Te vas con esperanzas y más tarde te enterás de que el tipo ese era el Negro Clausen, campeón del mundo en 1986, compañero del Diego, quien justamente es el entrenador de la Academia en ese momento. Lo ninguneaste y te perdiste el primer autógrafo. Pero vos qué sabías. Por ese entonces vos intentás encontrar al Turco García, al Piojo López, Michelini, el Loco Dalla Líbera, Nacho González y claro, El Diego, quien recién llegaba al plantel armando tremendo revuelo mediático.
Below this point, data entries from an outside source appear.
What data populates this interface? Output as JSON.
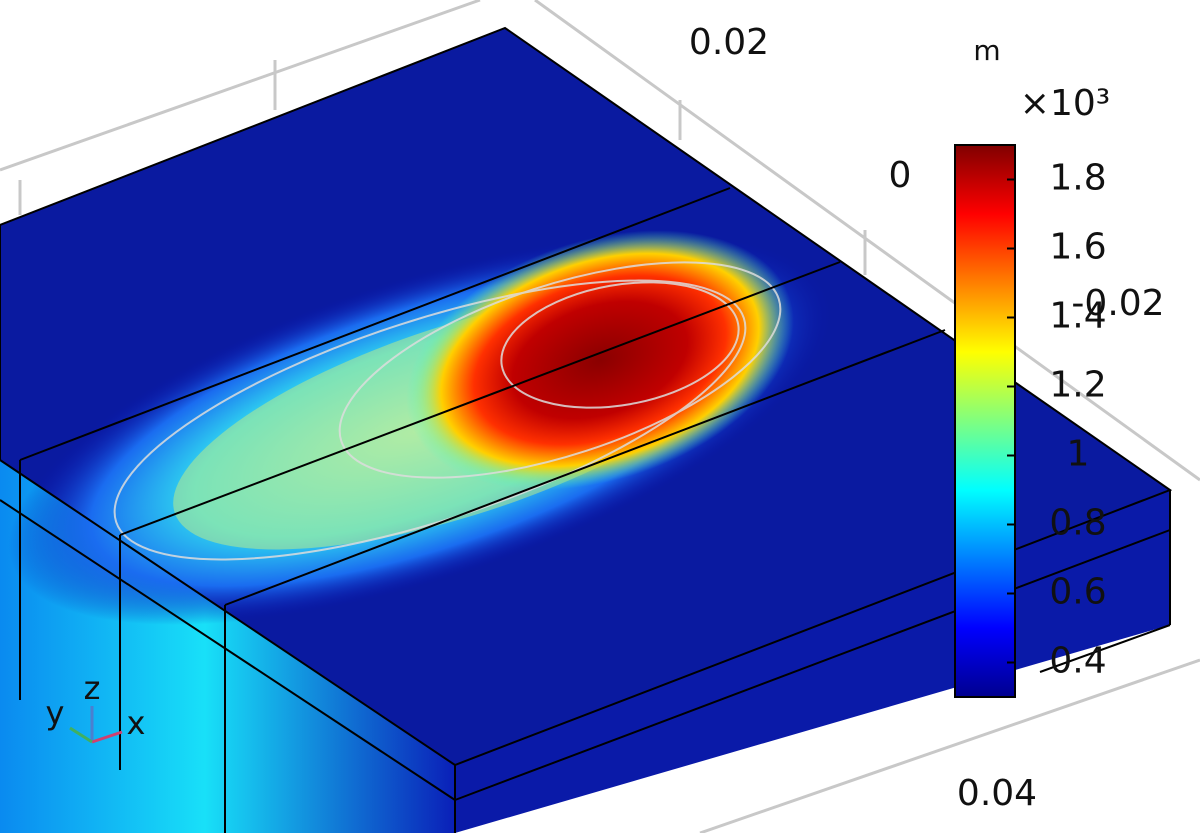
{
  "axis_unit": "m",
  "axis_labels": [
    "0.02",
    "0",
    "-0.02",
    "0.04"
  ],
  "colorbar": {
    "exponent": "×10³",
    "range": [
      0.3,
      1.9
    ],
    "ticks": [
      0.4,
      0.6,
      0.8,
      1,
      1.2,
      1.4,
      1.6,
      1.8
    ]
  },
  "triad": [
    "y",
    "z",
    "x"
  ]
}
Los siguientes días se convierten en tu paraíso futbolero. Entrás y salís del agua entre fotos y firmas de autógrafos. Se te va la timidez y seguramente ya empezás a ser el pendejito hincha bolas que corre atrás de sus ídolos. Te cagás de risa con Marcelo Saralegui que no se saca el termo de abajo el brazo ni para ir al mar. El Piojo es un pendejo y te hace chistes. Quiroz, Marini y Michelini tienen toda la onda. El Turco es figurita difícil pero un copado total. Nacho González el más ortiva de todos. Un gordito te cae tan bien que le pedís un autógrafo aunque no sabés quién es, pone «Cubito Cáceres» y te preguntás de qué joraca jugará. Y claro, ahora te da vergüenza pedirle una firmita a Clausen.
Pero el Diego no aparece, che. Te desesperás un toque porque los días pasan y la camiseta albiceleste marca O-Lan trucha que llevás tiene las firmas de todos menos la de él. Tiene incluso la del paraguayo Struway, titular en su selección, pero que no jugó un puto partido bien en la acadé; o la del uruguayo Soca, juro que uno de los peores jugadores de Racing que vi en mi vida. Entoncés te juntás con cuatro pibitos más de tu edad y entre ustedes hacen un grupo comando hacia la puerta del hotel. Se turnan en la guardia de a dos. Si Diego se asoma, uno avisa al resto y todos juntos lo atacan. Pero no. Mañana será otro día…
Es una tarde calurosa, con sol pero con viento en la playa. La típica tarde del verano atlántico. Hay revoloteo en la puerta del hotel. Al día siguiente ya volveré a casa a estudiar así que corro a espiar convencido de que es mi última oportunidad. No soy tan alto todavía así que salto por detrás de las cabezas para ver qué sucede. Hay una Ferrari en la puerta que derrocha derroche. Son minutos de expectativa hasta que la puerta se abre. El murmullo se vuelve silencioso y empiezan a salir tipos. Allegados al plantel y patovas despejan la zona hasta que por fin se lo ve. Es petisito y con el pecho más inflado que vi en mi vida (tiene con qué, ¿no?). Empiezo a escalar posiciones para acercarme cuando me doy cuenta de que el apresuramiento atentó contra el objetivo: no tengo ni marcador, ni las remeritas de juguete compradas para ser firmadas, ni mucho menos la cámara de fotos para inmortalizar el momento, y muchísimo menos a mis hermanas para que oficien de fotógrafas.
No importa. A matar morir. Lo saludo y me saluda mientras se saca fotos con casi todos (yo soy parte del “casi”) y putea y se recontra calienta cuando lo abrazan. “No me toquen la espalda, carajo”. Nunca robé nada. Bah, alguna vez tomé figuritas en el voleo que pertenecía a un amigo, pero no es muy relevante. Sin embargo en la desesperación miré a mis costados y arranqué el primer marcador que tuve cerca de mi mano. Se lo di a Diego en un santiamén y le entregué el pecho celeste y blanco para que me lo firme.
Me fui con sonrisa ancha y ya no maldije a mis hermanas por no estar al lado en el momento adecuado. Volví a casa satisfecho. Hice el curso de ingreso a la secundaria y lo pasé con creces. La chica que me gustaba me rebotó. La sonrisa de haber visto a Maradona, y encima perteneciendo a mi querida Academia, fue lo mejor de ese verano. Y si algún día me cruzo a Matías Martin, estaré listo para la pregunta número 10. Ah, el marcador lo devolví.